Yard wars: California homeowner fined for replacing grass with low-water plants

By Denis Cuff / Contra Costa Times

SAN RAMON, Calif. — Fran Paxson figured to get a little credit and admiration when she replaced the old lawn around her suburban San Ramon home with drought-resistant plants.

Her public water supplier is even rewarding her with a rebate.

But her homeowners association — drought and a new state law be darned — is punishing her with a fine.

Paxson’s plight is turning up the heat in the conflict between the aesthetics and the thirst of water-hungry green lawns as California struggles through a third year of drought.

The Twin Creeks South Estate Homes Association in San Ramon informed Paxson three weeks ago that it is fining her $50 a month until she puts lawn back in 25 percent of her recently landscaped front yard. “It would look better,” the association wrote.

Paxson said the association board members said her lawn-free front yard would lower neighborhood property values.

“I think it’s ridiculous for a homeowners association to threaten a fine to force someone to put in lawn in a drought,” said Paxson, a retired elementary schoolteacher. “It’s just wrong on so many levels.”

She said she hired a contractor to overhaul her front yard with California native plants on drip irrigation to save money and water and provide a sustainable landscaping. The homeowners association told her she should keep grass in 25 percent of the area, but Paxson went ahead with the new landscaping anyway.

“I didn’t just cover my front yard with volcanic rock,” she said.

A spokesman for the homeowners group did not respond to email and phone messages seeking comment.
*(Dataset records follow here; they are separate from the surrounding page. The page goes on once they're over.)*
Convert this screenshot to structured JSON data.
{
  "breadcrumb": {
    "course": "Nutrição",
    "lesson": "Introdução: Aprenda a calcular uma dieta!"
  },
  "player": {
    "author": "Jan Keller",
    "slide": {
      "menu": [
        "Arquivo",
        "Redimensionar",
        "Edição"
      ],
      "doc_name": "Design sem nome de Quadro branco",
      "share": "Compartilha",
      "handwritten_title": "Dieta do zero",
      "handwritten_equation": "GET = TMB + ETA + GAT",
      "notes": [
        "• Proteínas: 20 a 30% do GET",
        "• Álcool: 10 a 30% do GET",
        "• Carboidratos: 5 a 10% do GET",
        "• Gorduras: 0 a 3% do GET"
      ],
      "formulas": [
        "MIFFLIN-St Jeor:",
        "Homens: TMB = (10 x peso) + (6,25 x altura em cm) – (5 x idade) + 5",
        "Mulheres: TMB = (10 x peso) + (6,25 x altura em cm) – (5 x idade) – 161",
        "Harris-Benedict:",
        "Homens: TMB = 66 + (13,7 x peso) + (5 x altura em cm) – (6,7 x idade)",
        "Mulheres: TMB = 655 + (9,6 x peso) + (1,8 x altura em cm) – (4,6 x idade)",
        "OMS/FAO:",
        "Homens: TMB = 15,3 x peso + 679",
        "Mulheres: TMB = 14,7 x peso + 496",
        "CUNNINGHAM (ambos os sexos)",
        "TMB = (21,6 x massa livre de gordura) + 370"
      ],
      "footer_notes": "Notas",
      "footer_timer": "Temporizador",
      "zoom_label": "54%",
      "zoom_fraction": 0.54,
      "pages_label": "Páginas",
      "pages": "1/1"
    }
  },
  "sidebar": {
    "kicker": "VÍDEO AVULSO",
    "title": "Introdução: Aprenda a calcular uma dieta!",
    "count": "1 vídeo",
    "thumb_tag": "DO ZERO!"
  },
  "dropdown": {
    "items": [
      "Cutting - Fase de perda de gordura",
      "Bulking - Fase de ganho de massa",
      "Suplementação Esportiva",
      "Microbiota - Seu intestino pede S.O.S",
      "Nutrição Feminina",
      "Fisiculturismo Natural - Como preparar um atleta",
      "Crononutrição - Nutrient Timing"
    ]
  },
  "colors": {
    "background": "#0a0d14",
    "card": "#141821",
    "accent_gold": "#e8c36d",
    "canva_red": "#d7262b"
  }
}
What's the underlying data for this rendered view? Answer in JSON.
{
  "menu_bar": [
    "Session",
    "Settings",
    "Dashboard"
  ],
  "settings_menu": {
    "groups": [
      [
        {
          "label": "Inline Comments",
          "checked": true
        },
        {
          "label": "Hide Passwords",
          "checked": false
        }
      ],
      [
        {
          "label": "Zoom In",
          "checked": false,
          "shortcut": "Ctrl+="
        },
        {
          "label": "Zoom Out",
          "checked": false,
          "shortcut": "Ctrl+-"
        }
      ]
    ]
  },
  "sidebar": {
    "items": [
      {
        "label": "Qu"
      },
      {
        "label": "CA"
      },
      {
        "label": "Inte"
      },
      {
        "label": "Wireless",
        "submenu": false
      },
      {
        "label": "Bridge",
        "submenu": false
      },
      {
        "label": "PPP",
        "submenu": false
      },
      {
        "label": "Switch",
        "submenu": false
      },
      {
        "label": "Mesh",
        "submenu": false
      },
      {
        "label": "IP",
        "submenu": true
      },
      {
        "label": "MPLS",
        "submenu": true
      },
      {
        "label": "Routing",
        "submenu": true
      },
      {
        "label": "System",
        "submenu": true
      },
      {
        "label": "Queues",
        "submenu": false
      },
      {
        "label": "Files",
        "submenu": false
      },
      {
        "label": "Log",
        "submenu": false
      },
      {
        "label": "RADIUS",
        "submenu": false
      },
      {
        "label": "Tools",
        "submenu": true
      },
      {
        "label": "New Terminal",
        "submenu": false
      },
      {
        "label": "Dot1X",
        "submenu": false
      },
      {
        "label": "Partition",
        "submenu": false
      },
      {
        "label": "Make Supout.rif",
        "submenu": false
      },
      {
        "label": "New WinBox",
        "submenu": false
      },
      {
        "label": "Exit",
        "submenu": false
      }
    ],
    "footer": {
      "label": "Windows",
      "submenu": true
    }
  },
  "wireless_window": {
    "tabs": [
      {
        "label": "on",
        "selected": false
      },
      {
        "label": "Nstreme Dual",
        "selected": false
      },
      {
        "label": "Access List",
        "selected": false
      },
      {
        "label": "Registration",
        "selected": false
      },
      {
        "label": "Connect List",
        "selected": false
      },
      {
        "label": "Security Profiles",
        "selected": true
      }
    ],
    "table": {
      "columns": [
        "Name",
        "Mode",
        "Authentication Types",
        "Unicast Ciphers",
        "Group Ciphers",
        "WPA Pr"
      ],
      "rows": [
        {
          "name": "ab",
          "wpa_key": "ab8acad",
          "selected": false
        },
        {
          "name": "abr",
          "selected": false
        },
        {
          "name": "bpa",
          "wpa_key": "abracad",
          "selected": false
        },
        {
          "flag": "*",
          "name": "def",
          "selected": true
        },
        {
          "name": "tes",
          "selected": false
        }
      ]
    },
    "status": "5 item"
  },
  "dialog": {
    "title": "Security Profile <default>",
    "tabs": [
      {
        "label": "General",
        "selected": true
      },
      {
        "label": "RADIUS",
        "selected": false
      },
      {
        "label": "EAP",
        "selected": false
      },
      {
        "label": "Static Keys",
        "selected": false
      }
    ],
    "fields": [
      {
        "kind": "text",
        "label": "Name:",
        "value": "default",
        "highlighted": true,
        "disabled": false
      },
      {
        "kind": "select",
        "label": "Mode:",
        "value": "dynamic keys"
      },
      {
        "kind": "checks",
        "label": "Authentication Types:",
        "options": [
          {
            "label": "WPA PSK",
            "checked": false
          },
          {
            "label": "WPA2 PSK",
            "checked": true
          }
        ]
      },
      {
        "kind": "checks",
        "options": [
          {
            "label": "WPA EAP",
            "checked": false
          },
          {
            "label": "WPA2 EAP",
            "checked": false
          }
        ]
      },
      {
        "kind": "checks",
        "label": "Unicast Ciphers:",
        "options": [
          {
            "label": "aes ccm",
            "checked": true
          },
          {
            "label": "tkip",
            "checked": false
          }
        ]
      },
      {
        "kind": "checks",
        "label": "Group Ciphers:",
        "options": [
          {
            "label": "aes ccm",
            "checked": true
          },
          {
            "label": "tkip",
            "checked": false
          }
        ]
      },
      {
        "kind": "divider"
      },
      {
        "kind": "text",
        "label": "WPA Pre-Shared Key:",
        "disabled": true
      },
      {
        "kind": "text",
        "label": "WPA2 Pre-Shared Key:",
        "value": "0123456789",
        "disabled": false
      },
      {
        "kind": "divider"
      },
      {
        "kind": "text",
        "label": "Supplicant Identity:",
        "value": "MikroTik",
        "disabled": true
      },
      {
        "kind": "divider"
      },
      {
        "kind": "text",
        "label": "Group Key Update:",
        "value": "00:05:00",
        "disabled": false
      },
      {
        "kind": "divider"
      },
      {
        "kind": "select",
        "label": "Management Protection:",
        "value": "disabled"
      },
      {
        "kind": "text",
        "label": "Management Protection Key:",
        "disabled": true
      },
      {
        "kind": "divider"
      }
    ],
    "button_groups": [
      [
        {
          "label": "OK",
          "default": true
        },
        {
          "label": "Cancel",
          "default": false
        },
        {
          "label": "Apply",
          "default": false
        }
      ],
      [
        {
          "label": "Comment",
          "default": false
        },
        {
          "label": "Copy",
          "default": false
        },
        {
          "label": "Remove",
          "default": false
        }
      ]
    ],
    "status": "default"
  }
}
But in a July 31 letter to Paxson, the board wrote that it “feels that your front yard appearance would look better with the percentage of turf that was approved by the architectural committee.”

A board member of the East Bay Municipal Utility District — the public water supplier to San Ramon — said the board is out of line and setting a bad example for managing water in a drought.

“I am amazed by this,” said John Coleman, an EBMUD director from Walnut Creek, Calif. “The homeowners association is completely out of touch.”

Coleman said the board’s action appears to clash with the spirit of a new state law barring homeowners associations from fining homeowners for letting their lawns turn brown during droughts, and another in the works that prohibits fines for removing grass.

The language of a the new law authored by Assemblywoman Nora Campos, D-San Jose, and signed by Gov. Jerry Brown on July 22 “protects homeowners from being penalized for doing the right thing by conserving during the drought.” That bill took effect immediately.